Monitoring SUSE AI with OpenTelemetry and SUSE Observability|Monitoring GPU usage
Applies to SUSE AI 1.0

2 Monitoring GPU usage

To effectively monitor the performance and utilization of your GPUs, configure the OpenTelemetry Collector to scrape metrics from the NVIDIA DCGM Exporter, which is deployed as part of the NVIDIA GPU Operator.

Collect GPU metrics (recommended)
  1. Grant permissions (RBAC). The OpenTelemetry Collector requires specific permissions to discover the GPU metrics endpoint within the cluster.

    Create a file named otel-rbac.yaml with the following content. It defines a Role with permissions to get services and endpoints, and a RoleBinding to grant these permissions to the OpenTelemetry Collector’s service account.

    ---
    apiVersion: rbac.authorization.k8s.io/v1
    kind: Role
    metadata:
      name: suse-observability-otel-scraper
    rules:
      - apiGroups:
          - ""
        resources:
          - services
          - endpoints
        verbs:
          - list
          - watch
    
    ---
    apiVersion: rbac.authorization.k8s.io/v1
    kind: RoleBinding
    metadata:
      name: suse-observability-otel-scraper
    roleRef:
      apiGroup: rbac.authorization.k8s.io
      kind: Role
      name: suse-observability-otel-scraper
    subjects:
      - kind: ServiceAccount
        name: OPENTELEMETRY-COLLECTOR
        namespace: OBSERVABILITY
    ---
    Important
    Important

    Verify that the ServiceAccount name and namespace in the RoleBinding match your OpenTelemetry Collector’s deployment.

  2. Apply this configuration to the gpu-operator namespace.

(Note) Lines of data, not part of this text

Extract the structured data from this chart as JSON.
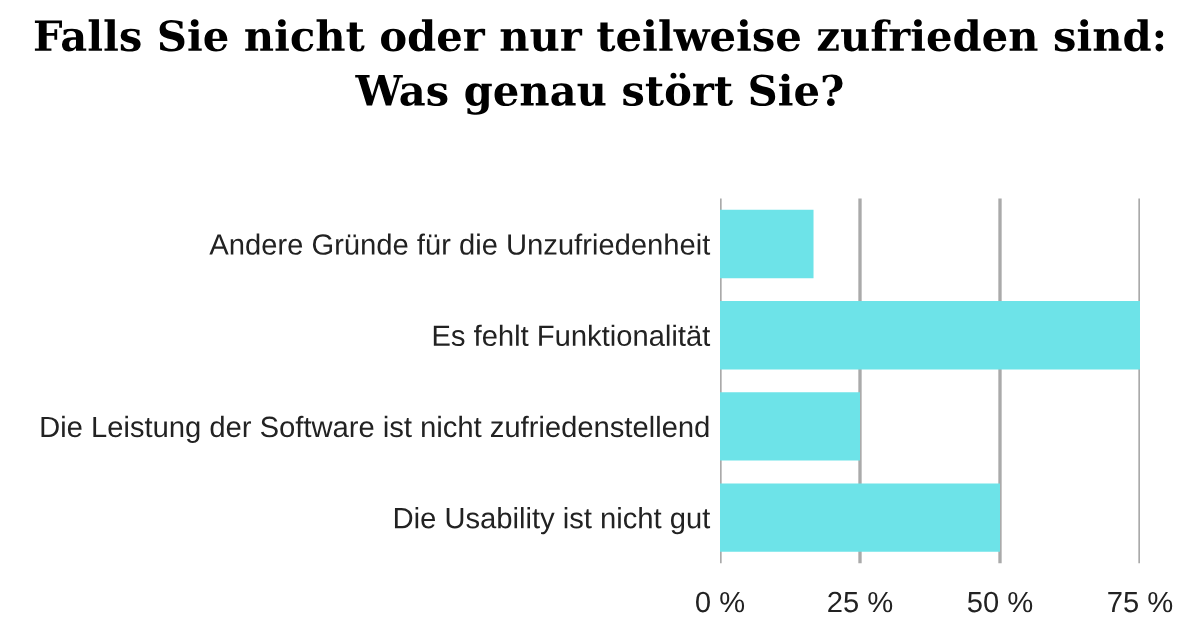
{
  "chart_data": {
    "type": "bar",
    "orientation": "horizontal",
    "title": "Falls Sie nicht oder nur teilweise zufrieden sind:\nWas genau stört Sie?",
    "categories": [
      "Andere Gründe für die Unzufriedenheit",
      "Es fehlt Funktionalität",
      "Die Leistung der Software ist nicht zufriedenstellend",
      "Die Usability ist nicht gut"
    ],
    "values": [
      16.7,
      75,
      25,
      50
    ],
    "color": "#6de3e8",
    "xlim": [
      0,
      75
    ],
    "xticks": [
      {
        "value": 0,
        "label": "0 %"
      },
      {
        "value": 25,
        "label": "25 %"
      },
      {
        "value": 50,
        "label": "50 %"
      },
      {
        "value": 75,
        "label": "75 %"
      }
    ],
    "grid": "x",
    "legend": false
  }
}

    > kubectl apply -n gpu-operator -f otel-rbac.yaml
  3. Configure the OpenTelemetry Collector. Add the following Prometheus receiver configuration to your OpenTelemetry Collector’s values file. This tells the collector to scrape metrics from any endpoint in the gpu-operator namespace every 10 seconds.

    config:
      receivers:
        prometheus:
          config:
            scrape_configs:
              - job_name: 'gpu-metrics'
                scrape_interval: 10s
                scheme: http
                kubernetes_sd_configs:
                  - role: endpoints
                    namespaces:
                      names:
                        - gpu-operator